PCC inhibits transcription when added before HeLa nuclear extract. The order of addition of reaction components was changed as noted. Reactions used 20 ng of 5S nucleosomal array template. PCC was titrated under each reaction protocol (24, 47.5, and 95 fmol). Quantitation is normalized to −PCC lane for each protocol. The transcription signal was sometimes stronger for the PCC-last protocol (fourfold in this case). This may reflect differences in the time that the template was incubated with HeLa nuclear extract (N.E.) before transcription in this protocol.

FIG. 7.

PRC1 and PCC do not inhibit transcription by blocking the binding of Gal4-VP16. Transcription reaction mixtures containing end-labeled 5S nucleosomal array templates were split, with one portion being analyzed by DNase I footprinting (A) and the other portion being analyzed for transcription (B). Regions that became DNase I hypersensitive upon Gal4 binding are indicated with asterisks, and the region of protection is indicated by the bracket.
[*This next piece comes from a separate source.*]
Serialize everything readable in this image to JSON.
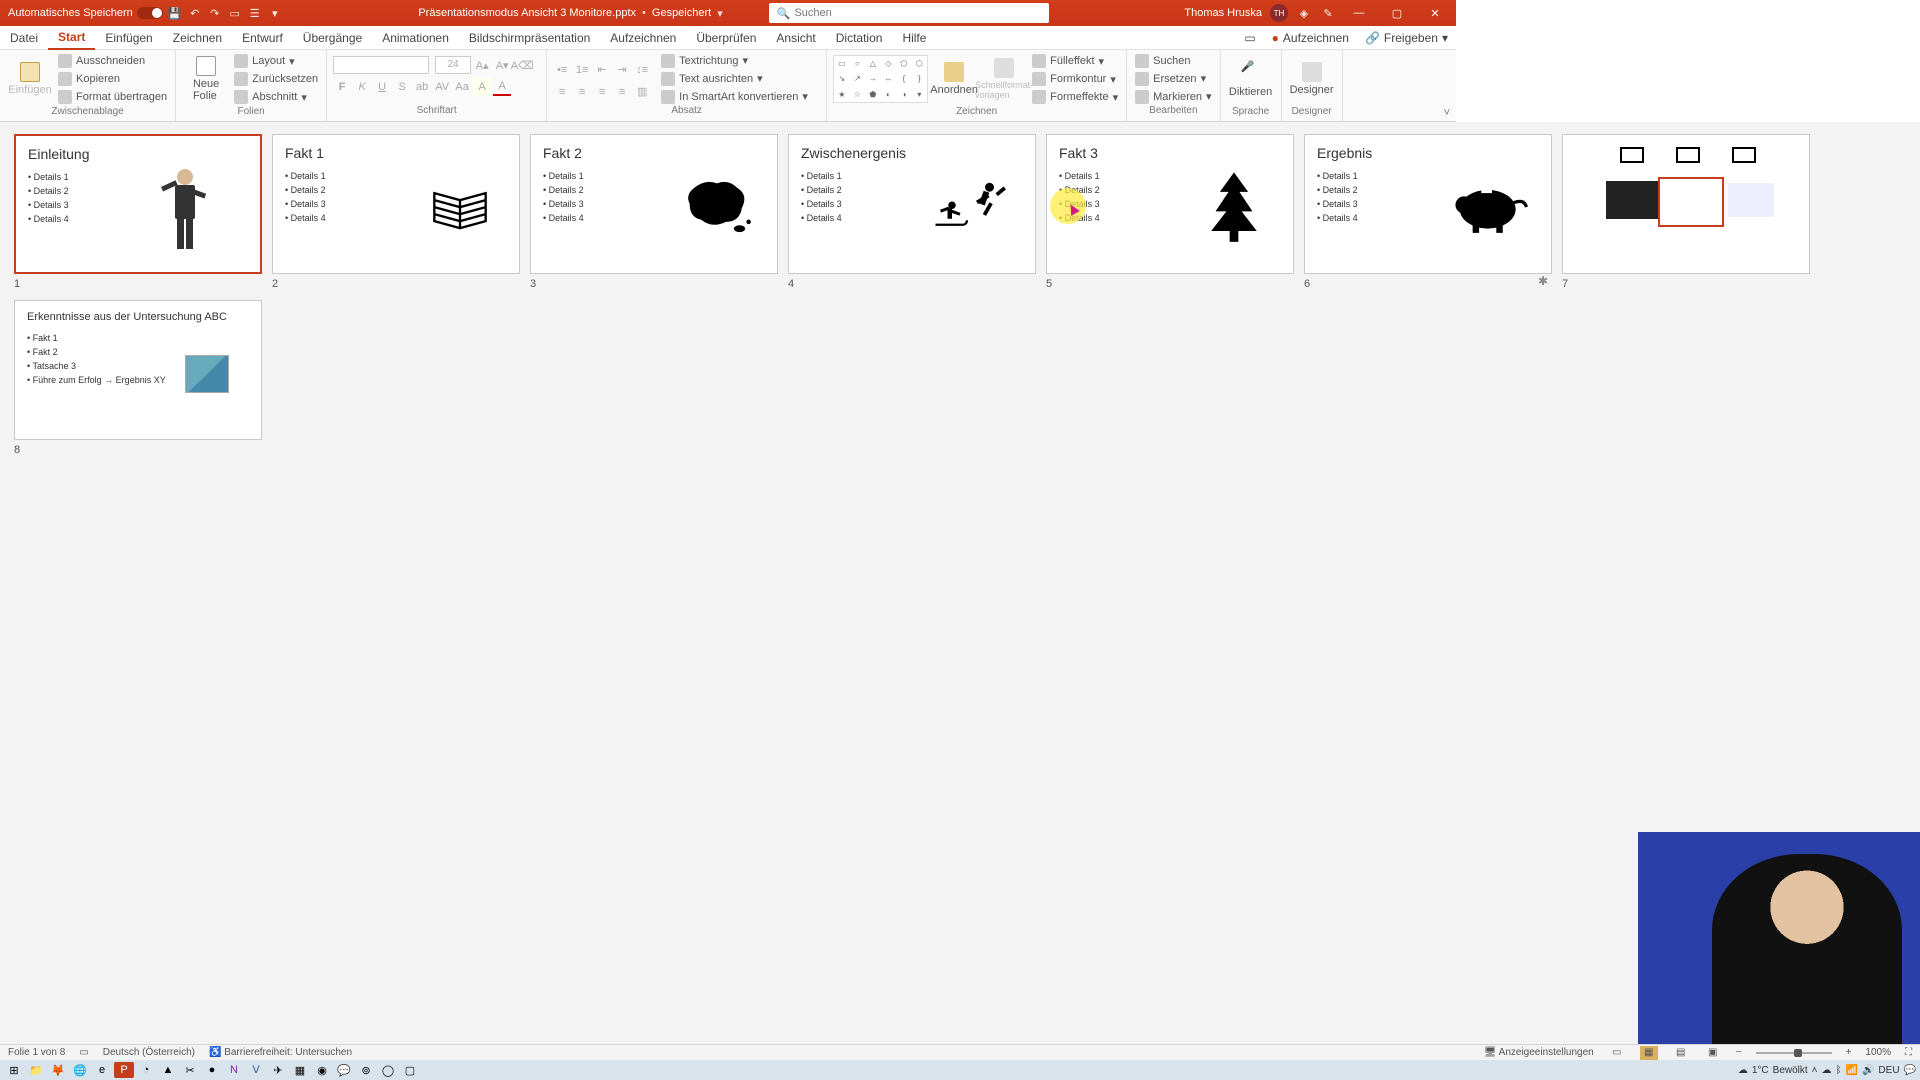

Reaction mixtures containing PRC1 or PCC used fourfold-lower DNase I concentrations than did the reaction mixtures without PcG complexes (6.25, 12.5, and 25 mU for reaction mixtures with PcG complexes and 25, 50, and 100 mU for reaction mixtures without PcG complexes). Reaction mixtures used 116 fmol of PCC, 150 fmol of PRC1, and 50 ng of 5S array template (3:1 and 4:1 molar ratios, respectively).